Listening to Marya at the Bioneers 2018 Conference in October, I was struck by her simple explanation, yet she was to be one of many presenters who had highly essential things to say at this three-day, intensely informative gathering.
I had first heard of Bioneers from January Nordman, now deceased. January was a Transition member, designer and native-plant landscape artist; she was the driving force behind converting Throop Church’s grounds into a learning garden. Her team planted edibles with signs reminding visitors to “Take what you need and leave some for others.” She also designed a section of Altadena Public Library grounds.
Once, when she asked if I had ever gone to Bioneers and noticed my less than enthusiastic expression when I said I hadn’t, she persisted. “You’ll love it,” she said. “There’re all kinds of interesting people talking about stuff we like to do.” So, I promised her I would go — and thought not much more about it. Until a few months ago when my sister invited me to accompany her to this year’s conference.
I Googled to learn more, and among the many notable videos was one of Paul Hawken at a previous Bioneers Conference speaking on the essentials of a book I recently reviewed for Transition Pasadena, “Blessed Unrest.”
So, I found myself, on that first morning at the conference, listening to Doctor Marya’s talk titled Health and Justice: The Path of Liberation through Medicine. In it, she described decolonized medicine and the Mni Wiconi Health Clinic at Standing Rock which focuses on native medicines and techniques. The clinic is a beginning. In time, not only Lakota/Dakota people will be served by practiced generational healing, but all plains people, free of charge.
Indigenous groups and demonstrations were everywhere on the conference grounds: A large tent at one end, called the Indigenous Forum, was devoted exclusively to First People concerns.
There I heard an informal question and answer session by two groups working together in Ecuador. The Ceibo Alliance, consisting of major tribes in the northern Amazon, had presented earlier that morning, together with an American non-profit, Amazon Frontlines, who live collectively with tribal leaders and assist the Ceibo Alliance. In deciding a case that had been argued for two years, the Ecuadorean courts denied 52 gold-mining operations that would have added to the despoiling of the Alliance’s environment.

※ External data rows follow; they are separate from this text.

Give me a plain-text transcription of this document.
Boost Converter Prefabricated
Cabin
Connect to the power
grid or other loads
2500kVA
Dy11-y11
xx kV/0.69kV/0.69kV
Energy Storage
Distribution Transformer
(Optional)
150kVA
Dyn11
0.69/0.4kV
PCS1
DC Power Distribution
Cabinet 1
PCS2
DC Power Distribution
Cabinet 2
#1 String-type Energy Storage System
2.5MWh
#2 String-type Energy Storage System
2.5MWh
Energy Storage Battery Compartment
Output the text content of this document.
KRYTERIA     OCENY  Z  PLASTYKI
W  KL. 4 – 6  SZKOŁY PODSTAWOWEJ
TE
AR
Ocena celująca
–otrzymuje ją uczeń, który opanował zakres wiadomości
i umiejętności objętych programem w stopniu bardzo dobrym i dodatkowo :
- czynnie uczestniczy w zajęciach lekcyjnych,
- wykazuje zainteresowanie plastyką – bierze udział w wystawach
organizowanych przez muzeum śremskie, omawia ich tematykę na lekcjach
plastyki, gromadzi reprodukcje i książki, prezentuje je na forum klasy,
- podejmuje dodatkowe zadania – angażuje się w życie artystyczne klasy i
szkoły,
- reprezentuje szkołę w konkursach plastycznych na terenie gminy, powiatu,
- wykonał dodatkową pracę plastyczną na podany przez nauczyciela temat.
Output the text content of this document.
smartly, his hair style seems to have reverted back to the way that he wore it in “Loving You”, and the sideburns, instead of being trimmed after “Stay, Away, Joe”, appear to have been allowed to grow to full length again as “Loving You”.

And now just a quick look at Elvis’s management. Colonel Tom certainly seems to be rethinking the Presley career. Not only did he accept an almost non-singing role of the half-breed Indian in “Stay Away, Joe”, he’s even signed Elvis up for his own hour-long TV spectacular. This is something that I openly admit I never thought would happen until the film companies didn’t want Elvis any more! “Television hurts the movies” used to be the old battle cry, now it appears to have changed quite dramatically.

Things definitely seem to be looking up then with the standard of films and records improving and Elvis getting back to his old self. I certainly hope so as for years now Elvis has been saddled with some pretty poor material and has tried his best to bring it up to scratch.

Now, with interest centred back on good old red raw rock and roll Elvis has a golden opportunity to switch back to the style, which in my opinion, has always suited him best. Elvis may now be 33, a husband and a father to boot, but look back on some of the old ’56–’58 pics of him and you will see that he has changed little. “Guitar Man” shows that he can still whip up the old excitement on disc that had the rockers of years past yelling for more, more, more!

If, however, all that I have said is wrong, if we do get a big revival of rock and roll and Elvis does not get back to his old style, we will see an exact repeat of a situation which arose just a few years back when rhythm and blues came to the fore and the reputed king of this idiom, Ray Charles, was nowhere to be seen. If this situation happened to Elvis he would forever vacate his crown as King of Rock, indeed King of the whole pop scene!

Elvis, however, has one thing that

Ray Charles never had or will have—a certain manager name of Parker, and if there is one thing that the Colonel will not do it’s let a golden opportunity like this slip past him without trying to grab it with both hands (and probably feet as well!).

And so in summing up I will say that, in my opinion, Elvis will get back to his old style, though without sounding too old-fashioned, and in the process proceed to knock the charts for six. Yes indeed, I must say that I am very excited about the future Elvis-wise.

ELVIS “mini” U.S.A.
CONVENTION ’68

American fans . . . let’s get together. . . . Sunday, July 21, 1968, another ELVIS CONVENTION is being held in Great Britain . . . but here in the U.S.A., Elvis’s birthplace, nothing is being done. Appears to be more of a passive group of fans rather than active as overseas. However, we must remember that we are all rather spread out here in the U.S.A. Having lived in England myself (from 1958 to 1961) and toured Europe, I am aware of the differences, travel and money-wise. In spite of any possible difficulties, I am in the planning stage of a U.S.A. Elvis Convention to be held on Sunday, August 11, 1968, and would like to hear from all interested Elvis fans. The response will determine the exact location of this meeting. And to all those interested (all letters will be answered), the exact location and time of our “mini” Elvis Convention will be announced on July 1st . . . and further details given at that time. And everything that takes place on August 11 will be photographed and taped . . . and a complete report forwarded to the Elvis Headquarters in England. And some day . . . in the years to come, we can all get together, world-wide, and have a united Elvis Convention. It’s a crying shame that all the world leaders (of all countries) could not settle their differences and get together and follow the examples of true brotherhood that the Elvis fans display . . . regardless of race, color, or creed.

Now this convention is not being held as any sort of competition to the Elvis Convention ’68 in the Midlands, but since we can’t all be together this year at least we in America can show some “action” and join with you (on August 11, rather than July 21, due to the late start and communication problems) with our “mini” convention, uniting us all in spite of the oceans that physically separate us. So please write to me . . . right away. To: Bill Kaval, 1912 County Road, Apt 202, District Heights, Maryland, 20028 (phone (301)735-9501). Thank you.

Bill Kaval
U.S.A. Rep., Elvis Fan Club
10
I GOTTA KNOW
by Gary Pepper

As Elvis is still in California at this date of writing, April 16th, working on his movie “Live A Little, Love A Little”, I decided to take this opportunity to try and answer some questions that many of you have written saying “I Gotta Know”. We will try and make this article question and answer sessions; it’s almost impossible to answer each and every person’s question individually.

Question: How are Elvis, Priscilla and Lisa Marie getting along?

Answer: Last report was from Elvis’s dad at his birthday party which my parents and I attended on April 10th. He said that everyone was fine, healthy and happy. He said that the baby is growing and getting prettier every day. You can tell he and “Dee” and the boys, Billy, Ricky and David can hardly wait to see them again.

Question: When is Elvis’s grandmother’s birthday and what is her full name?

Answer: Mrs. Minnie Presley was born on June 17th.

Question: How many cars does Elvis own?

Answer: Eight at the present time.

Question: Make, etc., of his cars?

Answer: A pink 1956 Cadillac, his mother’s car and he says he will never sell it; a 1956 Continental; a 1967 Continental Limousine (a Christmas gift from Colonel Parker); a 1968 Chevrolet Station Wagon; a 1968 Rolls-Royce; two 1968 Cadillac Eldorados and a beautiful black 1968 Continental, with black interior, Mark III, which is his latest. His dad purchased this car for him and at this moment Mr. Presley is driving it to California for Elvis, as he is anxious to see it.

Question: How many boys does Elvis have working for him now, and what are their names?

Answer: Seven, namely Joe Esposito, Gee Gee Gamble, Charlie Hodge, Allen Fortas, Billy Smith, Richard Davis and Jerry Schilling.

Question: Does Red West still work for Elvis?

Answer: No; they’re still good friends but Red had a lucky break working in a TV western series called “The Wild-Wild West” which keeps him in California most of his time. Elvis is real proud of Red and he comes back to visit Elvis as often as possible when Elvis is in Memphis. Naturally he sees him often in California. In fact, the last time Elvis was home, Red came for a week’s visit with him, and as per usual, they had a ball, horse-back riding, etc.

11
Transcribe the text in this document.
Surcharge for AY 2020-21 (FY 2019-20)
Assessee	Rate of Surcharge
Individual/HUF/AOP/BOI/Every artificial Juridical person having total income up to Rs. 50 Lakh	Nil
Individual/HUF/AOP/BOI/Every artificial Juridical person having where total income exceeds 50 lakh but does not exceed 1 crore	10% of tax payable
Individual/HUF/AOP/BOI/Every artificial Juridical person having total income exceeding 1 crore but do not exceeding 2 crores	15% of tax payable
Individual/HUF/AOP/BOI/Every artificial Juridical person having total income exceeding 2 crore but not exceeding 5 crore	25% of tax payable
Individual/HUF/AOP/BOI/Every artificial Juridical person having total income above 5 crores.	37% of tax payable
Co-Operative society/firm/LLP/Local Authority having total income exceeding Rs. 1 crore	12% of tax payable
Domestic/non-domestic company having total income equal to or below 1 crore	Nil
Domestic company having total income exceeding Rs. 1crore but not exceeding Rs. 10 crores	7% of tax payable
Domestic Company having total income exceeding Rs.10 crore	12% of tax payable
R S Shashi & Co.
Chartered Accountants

Near the Indigenous Forum, a group of native tribes from the southern Philippines and living in the Bay Area had decided to re-kindle an old tradition and build a bangka. The hand-carved and immaculately painted out-rigger canoe expressed the group’s reward after many weeks of labor — for both carvers and cooks — and at the end of each day, the different tribal members would sit down to eat, get to know each other, and celebrate their community.
The Bioneers Conference, which has grown into an instrumental expression of the global movement described in Hawken’s “Blessed Unrest," inspired me. By giving voice to the historically unheard — First Peoples, women, minorities and youth — the message and the messenger are one... and powerful. I came away energized to be more involved with the teams telling the stories and doing the work we urgently need.
Thank you, January. A deep bow and respectful gassho to you, old friend.